Des données in vitro ont montré que la daptomycine en association avec une bêta-lactamine exerçait une action synergique contre de multiples isolats de SARM de même que contre Entercoccus faecalis et Enterococcus faecium. Comme le soulignent les chercheurs, les résultats des tests de sensibilité ont montré que toutes les bêta-lactamines – notamment la ceftaroline, le céfépime, la ceftriaxone, le céfotaxime, la céfoxitine, la céfazoline et l’ampicilline – agissaient en synergie avec cet agent anti-SARM contre les 4 souches de SARM testées.

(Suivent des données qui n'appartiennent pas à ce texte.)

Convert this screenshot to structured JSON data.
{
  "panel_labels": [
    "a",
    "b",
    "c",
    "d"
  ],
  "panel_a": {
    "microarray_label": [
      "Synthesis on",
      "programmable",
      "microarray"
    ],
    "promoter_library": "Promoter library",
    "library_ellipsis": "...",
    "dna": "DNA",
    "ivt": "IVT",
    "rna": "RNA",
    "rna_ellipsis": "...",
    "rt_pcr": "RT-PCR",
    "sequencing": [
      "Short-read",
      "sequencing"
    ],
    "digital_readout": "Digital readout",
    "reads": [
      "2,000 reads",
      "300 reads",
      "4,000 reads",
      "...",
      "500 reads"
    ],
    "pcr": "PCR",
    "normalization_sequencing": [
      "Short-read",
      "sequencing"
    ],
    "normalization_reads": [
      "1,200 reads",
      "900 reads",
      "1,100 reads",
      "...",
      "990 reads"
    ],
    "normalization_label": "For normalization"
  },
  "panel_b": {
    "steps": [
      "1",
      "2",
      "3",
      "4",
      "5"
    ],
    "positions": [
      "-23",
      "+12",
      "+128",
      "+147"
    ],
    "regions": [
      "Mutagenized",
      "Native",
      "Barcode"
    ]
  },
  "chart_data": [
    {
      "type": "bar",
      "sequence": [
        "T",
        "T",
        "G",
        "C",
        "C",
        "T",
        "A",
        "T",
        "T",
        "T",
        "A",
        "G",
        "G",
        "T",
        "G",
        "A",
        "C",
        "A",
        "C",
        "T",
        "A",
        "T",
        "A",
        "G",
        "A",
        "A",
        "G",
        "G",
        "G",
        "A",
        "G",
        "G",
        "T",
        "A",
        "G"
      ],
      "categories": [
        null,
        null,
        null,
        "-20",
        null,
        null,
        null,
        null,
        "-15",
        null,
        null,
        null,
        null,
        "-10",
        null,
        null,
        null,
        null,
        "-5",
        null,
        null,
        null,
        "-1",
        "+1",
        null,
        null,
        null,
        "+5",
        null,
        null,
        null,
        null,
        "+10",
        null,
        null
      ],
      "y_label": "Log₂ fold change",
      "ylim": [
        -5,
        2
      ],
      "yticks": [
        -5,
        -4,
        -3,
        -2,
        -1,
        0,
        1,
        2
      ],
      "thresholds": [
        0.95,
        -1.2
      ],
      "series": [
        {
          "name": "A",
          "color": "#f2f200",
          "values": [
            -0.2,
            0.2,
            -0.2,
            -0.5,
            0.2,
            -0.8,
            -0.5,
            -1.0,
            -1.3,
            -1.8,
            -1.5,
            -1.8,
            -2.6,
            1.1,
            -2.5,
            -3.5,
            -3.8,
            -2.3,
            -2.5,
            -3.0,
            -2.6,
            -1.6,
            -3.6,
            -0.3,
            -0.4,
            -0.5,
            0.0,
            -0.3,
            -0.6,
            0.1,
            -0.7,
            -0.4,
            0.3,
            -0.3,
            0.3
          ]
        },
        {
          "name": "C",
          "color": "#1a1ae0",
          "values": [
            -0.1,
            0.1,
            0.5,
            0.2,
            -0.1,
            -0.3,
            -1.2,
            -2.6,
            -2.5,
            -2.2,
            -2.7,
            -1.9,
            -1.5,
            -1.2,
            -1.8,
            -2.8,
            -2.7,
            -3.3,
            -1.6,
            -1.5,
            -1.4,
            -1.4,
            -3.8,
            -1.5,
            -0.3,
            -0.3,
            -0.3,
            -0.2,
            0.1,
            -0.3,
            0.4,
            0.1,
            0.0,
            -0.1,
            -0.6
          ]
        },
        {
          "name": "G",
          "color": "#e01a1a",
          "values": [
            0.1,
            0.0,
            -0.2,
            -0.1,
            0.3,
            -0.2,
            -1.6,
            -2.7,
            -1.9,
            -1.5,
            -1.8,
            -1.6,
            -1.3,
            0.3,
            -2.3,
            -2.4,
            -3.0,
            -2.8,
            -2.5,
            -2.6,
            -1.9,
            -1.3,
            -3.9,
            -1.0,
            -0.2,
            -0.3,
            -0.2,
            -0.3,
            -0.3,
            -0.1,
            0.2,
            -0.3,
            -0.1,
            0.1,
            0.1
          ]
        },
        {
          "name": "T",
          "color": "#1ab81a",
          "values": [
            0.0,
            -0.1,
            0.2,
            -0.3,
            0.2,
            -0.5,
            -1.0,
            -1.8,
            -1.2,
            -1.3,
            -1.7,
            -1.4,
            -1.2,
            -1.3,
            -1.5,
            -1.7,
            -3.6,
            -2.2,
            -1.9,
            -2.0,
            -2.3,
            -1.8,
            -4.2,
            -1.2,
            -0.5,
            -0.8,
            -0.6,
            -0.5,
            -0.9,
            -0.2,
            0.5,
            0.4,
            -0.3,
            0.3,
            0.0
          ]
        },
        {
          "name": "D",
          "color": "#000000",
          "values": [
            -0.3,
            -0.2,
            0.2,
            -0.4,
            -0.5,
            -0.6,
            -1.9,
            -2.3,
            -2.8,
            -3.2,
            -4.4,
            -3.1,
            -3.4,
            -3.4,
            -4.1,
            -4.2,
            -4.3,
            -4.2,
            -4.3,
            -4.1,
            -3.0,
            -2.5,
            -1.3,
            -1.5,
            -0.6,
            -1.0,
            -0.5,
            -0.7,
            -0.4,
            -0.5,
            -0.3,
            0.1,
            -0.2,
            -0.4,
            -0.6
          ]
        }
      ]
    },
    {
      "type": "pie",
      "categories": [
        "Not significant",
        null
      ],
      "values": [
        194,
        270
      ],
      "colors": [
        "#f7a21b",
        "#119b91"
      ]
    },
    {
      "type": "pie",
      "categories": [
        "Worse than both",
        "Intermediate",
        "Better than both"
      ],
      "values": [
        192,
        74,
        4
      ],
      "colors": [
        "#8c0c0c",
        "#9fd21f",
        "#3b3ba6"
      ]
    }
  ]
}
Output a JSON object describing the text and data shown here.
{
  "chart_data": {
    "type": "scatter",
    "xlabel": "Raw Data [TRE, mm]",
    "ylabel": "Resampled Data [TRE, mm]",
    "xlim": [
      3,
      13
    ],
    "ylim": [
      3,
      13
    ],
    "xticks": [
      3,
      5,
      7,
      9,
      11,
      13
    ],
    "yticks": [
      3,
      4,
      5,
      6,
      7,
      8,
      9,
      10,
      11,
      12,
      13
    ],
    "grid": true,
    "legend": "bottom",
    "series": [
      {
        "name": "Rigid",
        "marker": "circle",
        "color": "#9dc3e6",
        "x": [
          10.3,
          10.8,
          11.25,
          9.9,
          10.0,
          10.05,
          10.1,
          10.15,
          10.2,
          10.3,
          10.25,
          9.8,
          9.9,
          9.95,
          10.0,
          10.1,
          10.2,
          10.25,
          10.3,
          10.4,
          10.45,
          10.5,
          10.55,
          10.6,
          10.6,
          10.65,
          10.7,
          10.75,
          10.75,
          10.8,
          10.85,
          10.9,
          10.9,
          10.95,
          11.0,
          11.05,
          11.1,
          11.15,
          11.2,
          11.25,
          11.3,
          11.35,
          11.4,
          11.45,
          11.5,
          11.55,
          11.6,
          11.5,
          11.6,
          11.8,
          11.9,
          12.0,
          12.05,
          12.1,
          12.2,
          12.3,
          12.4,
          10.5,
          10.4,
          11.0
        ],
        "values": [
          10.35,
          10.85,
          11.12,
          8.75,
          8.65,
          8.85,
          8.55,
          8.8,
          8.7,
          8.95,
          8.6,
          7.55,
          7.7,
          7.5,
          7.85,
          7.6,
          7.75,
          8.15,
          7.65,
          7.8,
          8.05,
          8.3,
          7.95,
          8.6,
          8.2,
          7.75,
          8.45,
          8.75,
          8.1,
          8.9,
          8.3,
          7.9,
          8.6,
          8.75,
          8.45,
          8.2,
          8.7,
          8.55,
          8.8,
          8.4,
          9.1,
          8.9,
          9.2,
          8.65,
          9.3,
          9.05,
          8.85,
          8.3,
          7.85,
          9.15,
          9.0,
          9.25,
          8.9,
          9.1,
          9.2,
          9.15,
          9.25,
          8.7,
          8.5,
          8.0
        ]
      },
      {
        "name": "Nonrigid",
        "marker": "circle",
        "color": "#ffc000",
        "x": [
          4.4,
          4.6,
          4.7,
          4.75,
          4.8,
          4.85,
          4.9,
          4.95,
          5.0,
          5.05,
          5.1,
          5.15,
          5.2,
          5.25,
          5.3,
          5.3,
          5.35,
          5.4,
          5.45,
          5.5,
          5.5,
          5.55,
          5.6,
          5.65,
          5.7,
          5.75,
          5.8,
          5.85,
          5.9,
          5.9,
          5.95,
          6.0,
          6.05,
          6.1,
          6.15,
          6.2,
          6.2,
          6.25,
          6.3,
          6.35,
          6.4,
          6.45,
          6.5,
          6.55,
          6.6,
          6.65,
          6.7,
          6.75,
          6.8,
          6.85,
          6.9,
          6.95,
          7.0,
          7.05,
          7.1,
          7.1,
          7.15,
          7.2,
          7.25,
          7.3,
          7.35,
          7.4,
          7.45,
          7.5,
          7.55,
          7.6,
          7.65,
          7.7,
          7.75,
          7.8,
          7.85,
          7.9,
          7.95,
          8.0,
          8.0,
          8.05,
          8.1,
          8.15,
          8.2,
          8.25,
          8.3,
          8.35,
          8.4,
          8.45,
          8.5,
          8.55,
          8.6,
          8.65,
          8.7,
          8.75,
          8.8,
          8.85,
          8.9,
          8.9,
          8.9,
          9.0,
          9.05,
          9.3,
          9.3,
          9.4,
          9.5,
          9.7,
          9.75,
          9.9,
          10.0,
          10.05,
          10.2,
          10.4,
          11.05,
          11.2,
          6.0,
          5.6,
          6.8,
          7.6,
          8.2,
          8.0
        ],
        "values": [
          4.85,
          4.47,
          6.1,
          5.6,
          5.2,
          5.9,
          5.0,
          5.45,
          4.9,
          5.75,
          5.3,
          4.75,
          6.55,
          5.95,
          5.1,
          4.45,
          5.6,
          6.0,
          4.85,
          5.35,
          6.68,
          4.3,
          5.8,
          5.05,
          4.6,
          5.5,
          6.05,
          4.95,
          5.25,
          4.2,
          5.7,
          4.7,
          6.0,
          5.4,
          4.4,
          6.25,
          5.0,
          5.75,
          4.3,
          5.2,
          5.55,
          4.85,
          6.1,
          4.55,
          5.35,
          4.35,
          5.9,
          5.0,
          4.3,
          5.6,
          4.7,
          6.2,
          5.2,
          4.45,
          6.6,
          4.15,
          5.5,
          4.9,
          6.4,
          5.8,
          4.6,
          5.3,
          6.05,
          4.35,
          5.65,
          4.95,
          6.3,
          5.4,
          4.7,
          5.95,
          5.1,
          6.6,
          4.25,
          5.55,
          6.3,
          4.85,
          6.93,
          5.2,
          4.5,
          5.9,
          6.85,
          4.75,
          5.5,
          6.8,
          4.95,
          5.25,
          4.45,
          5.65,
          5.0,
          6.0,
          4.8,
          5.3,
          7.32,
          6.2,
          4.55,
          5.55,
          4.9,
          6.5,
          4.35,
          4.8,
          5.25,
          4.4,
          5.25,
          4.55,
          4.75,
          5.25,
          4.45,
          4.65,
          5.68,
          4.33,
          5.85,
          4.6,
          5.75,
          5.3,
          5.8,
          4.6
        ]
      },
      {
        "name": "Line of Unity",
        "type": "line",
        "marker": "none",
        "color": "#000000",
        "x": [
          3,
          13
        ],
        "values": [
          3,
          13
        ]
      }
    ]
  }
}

L’association daptomycine-aztréonam est la seule qui ait fait exception. Miro et ses collaborateurs ont aussi démontré que l’association du même anti-SARM et de la fosfomycine i.v. avait exercé une «activité bactéricide synergique, puissante et rapide» contre les SARM dans un modèle d’endocardite chez le lapin de même que chez quelques patients.

Encouragés par ces résultats, des chercheurs espagnols ont entrepris un essai multicentrique avec randomisation afin d’évaluer l’efficacité et l’innocuité de la daptomycine à forte dose avec ou sans fosfomycine i.v. dans le traitement de septicémies à SARM au sein d’un groupe cible de 240 patients.

«L’association de daptomycine à raison d’au moins10 mg/kg et de cloxacilline ou de fosfomycine [i.v.] est la meilleure antibiothérapie empirique pour une endocardite à S. aureus», conclut le Dr Miro. Dans le cas d’une endocardite infectieuse à SARM, prévient-il, la daptomycine doit être administrée à raison d’au moins 10 mg/kg et être associée à une bêta-lactamine ou à la fosfomycine i.v. Si l’on est en présence d’une endocardite infectieuse à SASM, les bêta-lactamines demeurent le traitement de référence.

Résumé

Souvent, l’augmentation de la dose d’antibiotique potentialise l’activité bactéricide et vient à bout de l’infection plus rapidement, mais la toxicité accrue ne permet pas toujours d’augmenter la dose; c’est d’ailleurs le cas pour la vancomycine. La vancomycine demeure peut-être l’antibiotique recommandé dans un contexte de sepsis ne menaçant pas le pronostic vital, mais les CMI de vancomycine élevées, la lente réponse auxglycopeptides et les bactériémies compliquées devraient amener le médecin à envisager un autre antibiotique anti-SARM soit seul à forte dose, soit dans le cadre d’une association exerçant une activité synergique.